Change Concepts

Figure 2: Cost of Information Technology

Figure 2: Cost of Information Technology

In Figure 2 we see how since 1946 the real price of the basic element of the information technology (IT) revolution – the bit – has been driven down at a phenomenal rate – a factor of 10,000 in forty years.

It is the tremendous effect of these and other technological advances which determine a society’s strength and security.  Services – the latest quick fix for Britain’s problems – play at best a peripheral real part.  They show very little productivity gain and where superficially they do, it usually depends on a manufactured product.  Thus I have estimated that most if not all of the much vaunted surplus on City financial services in recent years is practically wiped out by the deficit generated by the financial world on two classes of manufactured import – IT goods (computers, terminals, printers) and prefabricated building products – a deficit of £1.5 billion on one current City project alone (Canary Wharf).

The real point though is that tangible goods are overwhelmingly the vehicle for brains – it is how brains are applied beneficially to the whole of society – via the enormous replicating power of modern manufacture.  In the material world, work on this process is the highest service that the talented can render their fellow men.
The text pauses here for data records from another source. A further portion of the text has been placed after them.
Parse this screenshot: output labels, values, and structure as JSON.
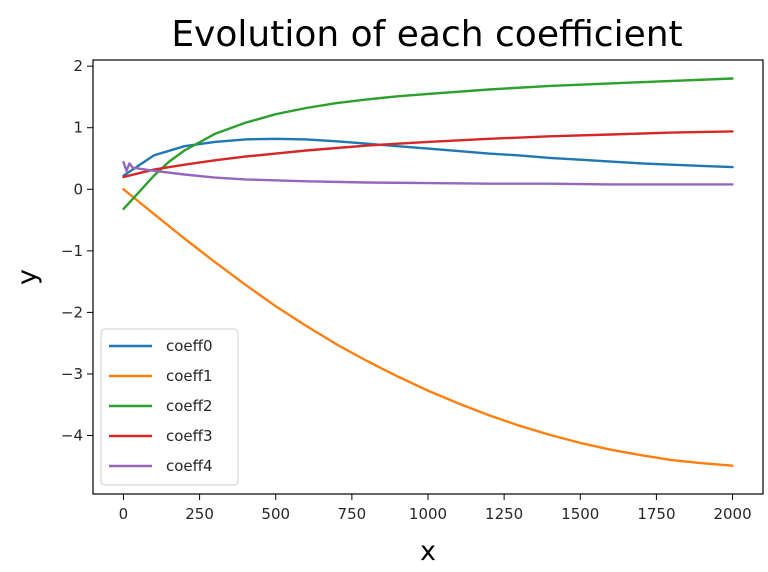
{
  "chart_data": {
    "type": "line",
    "title": "Evolution of each coefficient",
    "xlabel": "x",
    "ylabel": "y",
    "xlim": [
      -100,
      2100
    ],
    "ylim": [
      -4.95,
      2.1
    ],
    "xticks": [
      0,
      250,
      500,
      750,
      1000,
      1250,
      1500,
      1750,
      2000
    ],
    "yticks": [
      2,
      1,
      0,
      -1,
      -2,
      -3,
      -4
    ],
    "ytick_labels": [
      "2",
      "1",
      "0",
      "−1",
      "−2",
      "−3",
      "−4"
    ],
    "grid": false,
    "legend_position": "lower-left",
    "series": [
      {
        "name": "coeff0",
        "color": "#1f77b4",
        "x": [
          0,
          100,
          200,
          300,
          400,
          500,
          600,
          700,
          800,
          900,
          1000,
          1100,
          1200,
          1300,
          1400,
          1500,
          1600,
          1700,
          1800,
          1900,
          2000
        ],
        "values": [
          0.22,
          0.55,
          0.7,
          0.77,
          0.81,
          0.82,
          0.81,
          0.78,
          0.74,
          0.7,
          0.66,
          0.62,
          0.58,
          0.55,
          0.51,
          0.48,
          0.45,
          0.42,
          0.4,
          0.38,
          0.36
        ]
      },
      {
        "name": "coeff1",
        "color": "#ff7f0e",
        "x": [
          0,
          100,
          200,
          300,
          400,
          500,
          600,
          700,
          800,
          900,
          1000,
          1100,
          1200,
          1300,
          1400,
          1500,
          1600,
          1700,
          1800,
          1900,
          2000
        ],
        "values": [
          0.0,
          -0.4,
          -0.8,
          -1.18,
          -1.55,
          -1.9,
          -2.22,
          -2.52,
          -2.79,
          -3.04,
          -3.27,
          -3.48,
          -3.67,
          -3.84,
          -3.99,
          -4.12,
          -4.23,
          -4.32,
          -4.4,
          -4.45,
          -4.49
        ]
      },
      {
        "name": "coeff2",
        "color": "#2ca02c",
        "x": [
          0,
          50,
          100,
          150,
          200,
          300,
          400,
          500,
          600,
          700,
          800,
          900,
          1000,
          1200,
          1400,
          1600,
          1800,
          2000
        ],
        "values": [
          -0.32,
          -0.05,
          0.22,
          0.45,
          0.63,
          0.9,
          1.08,
          1.22,
          1.32,
          1.4,
          1.46,
          1.51,
          1.55,
          1.62,
          1.68,
          1.72,
          1.76,
          1.8
        ]
      },
      {
        "name": "coeff3",
        "color": "#d62728",
        "x": [
          0,
          100,
          200,
          300,
          400,
          500,
          600,
          700,
          800,
          900,
          1000,
          1200,
          1400,
          1600,
          1800,
          2000
        ],
        "values": [
          0.2,
          0.32,
          0.4,
          0.47,
          0.53,
          0.58,
          0.63,
          0.67,
          0.71,
          0.74,
          0.77,
          0.82,
          0.86,
          0.89,
          0.92,
          0.94
        ]
      },
      {
        "name": "coeff4",
        "color": "#9467bd",
        "x": [
          0,
          10,
          20,
          30,
          100,
          200,
          300,
          400,
          600,
          800,
          1000,
          1200,
          1400,
          1600,
          1800,
          2000
        ],
        "values": [
          0.44,
          0.3,
          0.42,
          0.35,
          0.3,
          0.24,
          0.19,
          0.16,
          0.13,
          0.11,
          0.1,
          0.09,
          0.09,
          0.08,
          0.08,
          0.08
        ]
      }
    ]
  }
}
Figure 3: Decreasing Cost and Increasing Performance of Computers

Figure 3: Decreasing Cost and Increasing Performance of Computers

In the years since 1910 – the low point of our industrial fortunes – we have I believe registered considerable improvement – despite the leadership handicap I have cited.  And within the improving trend there have been outstanding successes: a chemical industry has been established and through the formation of Imperial Chemical Industries in 1926, a deliberate act for the purpose, established at world scale and maintained ever since at world rank.  Within the chemical industry the last decade has witnessed a quite spectacular success – in pharmaceuticals – where at one point three ofthe five best selling ethical drugs in the world were British and largely manufactured in British or British controlled plant.

During the six years of the Second World War, British Agriculture was transformed frm relative backwardness to one of the most labour and capital efficient in the whole world – with an agricultural machinery industry established as a byproduct.  This was brought about by a national act of will, by the expertise of our farmers, by mechanisation and by chemistry – applied most obviously via nitrates made from the synthetic ammonia I have referred to.